Answer: the responsibility and onus for shift change unequivocally lies with companies adopting the technology and/or the companies selling it to them. But, it also goes beyond buyer and seller, to the broader IT community. We simply can’t afford to wait for the next generation of technical talent to enter the workforce. Just because the existing talent base has trouble spelling API and remembers the days when memory, storage and computers cost hundreds of dollars, not pennies, doesn’t mean that they can’t evolve or adapt. Similarly, not every network engineer is privileged to be working on the SDN POC or attend working group sessions at ONUG. Where do these folks go for help?

And that was my ONUG epiphany. I’m almost embarrassed by it now, as it seems so obvious to me that Ursus, as an IT Staffing and Solutions provider, not only has 1) an obligation to the greater good of the industry (corny but still true), but also 2) an enormous opportunity to lead from the front with sponsored training, career development and guidance, helping our candidates successfully make this critical shift change.
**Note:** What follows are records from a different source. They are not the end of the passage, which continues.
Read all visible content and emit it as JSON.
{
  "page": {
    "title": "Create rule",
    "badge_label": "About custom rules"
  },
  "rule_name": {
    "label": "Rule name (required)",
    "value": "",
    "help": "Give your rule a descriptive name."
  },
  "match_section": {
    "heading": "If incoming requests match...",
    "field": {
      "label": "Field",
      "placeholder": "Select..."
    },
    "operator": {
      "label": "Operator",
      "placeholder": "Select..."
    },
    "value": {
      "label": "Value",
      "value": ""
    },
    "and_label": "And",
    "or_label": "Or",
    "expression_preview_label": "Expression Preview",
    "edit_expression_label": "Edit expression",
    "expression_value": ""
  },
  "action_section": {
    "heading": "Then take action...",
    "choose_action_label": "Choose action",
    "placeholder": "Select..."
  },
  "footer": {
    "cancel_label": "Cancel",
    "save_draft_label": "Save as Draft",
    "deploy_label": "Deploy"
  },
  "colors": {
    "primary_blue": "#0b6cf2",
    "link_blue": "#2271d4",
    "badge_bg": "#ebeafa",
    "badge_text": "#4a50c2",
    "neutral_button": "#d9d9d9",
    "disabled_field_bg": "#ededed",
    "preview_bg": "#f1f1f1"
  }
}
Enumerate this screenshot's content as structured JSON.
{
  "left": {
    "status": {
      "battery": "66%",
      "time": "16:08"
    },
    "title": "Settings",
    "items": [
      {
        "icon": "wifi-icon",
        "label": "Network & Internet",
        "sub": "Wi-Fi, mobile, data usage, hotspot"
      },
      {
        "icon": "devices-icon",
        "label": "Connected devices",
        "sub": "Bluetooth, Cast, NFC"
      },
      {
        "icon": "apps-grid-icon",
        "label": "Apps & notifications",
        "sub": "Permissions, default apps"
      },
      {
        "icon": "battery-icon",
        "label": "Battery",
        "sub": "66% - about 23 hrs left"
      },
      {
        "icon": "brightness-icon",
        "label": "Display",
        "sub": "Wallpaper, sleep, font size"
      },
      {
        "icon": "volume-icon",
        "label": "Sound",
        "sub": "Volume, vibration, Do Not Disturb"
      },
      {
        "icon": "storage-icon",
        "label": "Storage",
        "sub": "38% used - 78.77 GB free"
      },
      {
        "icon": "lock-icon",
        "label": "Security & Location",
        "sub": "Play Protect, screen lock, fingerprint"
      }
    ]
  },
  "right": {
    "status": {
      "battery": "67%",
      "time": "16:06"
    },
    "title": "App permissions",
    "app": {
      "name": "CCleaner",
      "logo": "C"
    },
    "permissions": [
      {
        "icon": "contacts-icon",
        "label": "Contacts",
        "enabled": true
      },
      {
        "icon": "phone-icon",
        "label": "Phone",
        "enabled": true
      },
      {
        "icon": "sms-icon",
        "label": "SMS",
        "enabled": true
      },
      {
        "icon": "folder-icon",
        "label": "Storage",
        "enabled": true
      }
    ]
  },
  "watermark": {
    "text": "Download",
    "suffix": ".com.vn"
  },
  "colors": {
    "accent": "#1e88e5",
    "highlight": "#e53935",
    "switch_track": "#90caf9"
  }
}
In fact, we’re already doing this; we see hiring and project trends at a broader scale than any candidate possibly could, so the team shares this information while providing guidance and resources beyond their own companies’ abilities, helping them navigate their way through this evolutionary period. We hear and answer these questions daily: “How do my current skill sets and work history translate, given new technologies? What steps should I take at my current or new company to strategically map my career path, ending up where I want to be? What companies are aggressively pursuing next generation vendors and are also committed to investment in continuing education and training? Fortunately, answering these questions for candidates and hiring managers is the cornerstone of the Ursus brand experience. .

Look for Ursus updates as we work to accelerate this market evolution. Bottom line, we’re in the people business and so we see it as our responsibility – as well as a great opportunity and good for all players in the market – to contribute our energy, dedication and enthusiasm to this culture + mindset shift. We can absolutely do more. I’m in. Are you?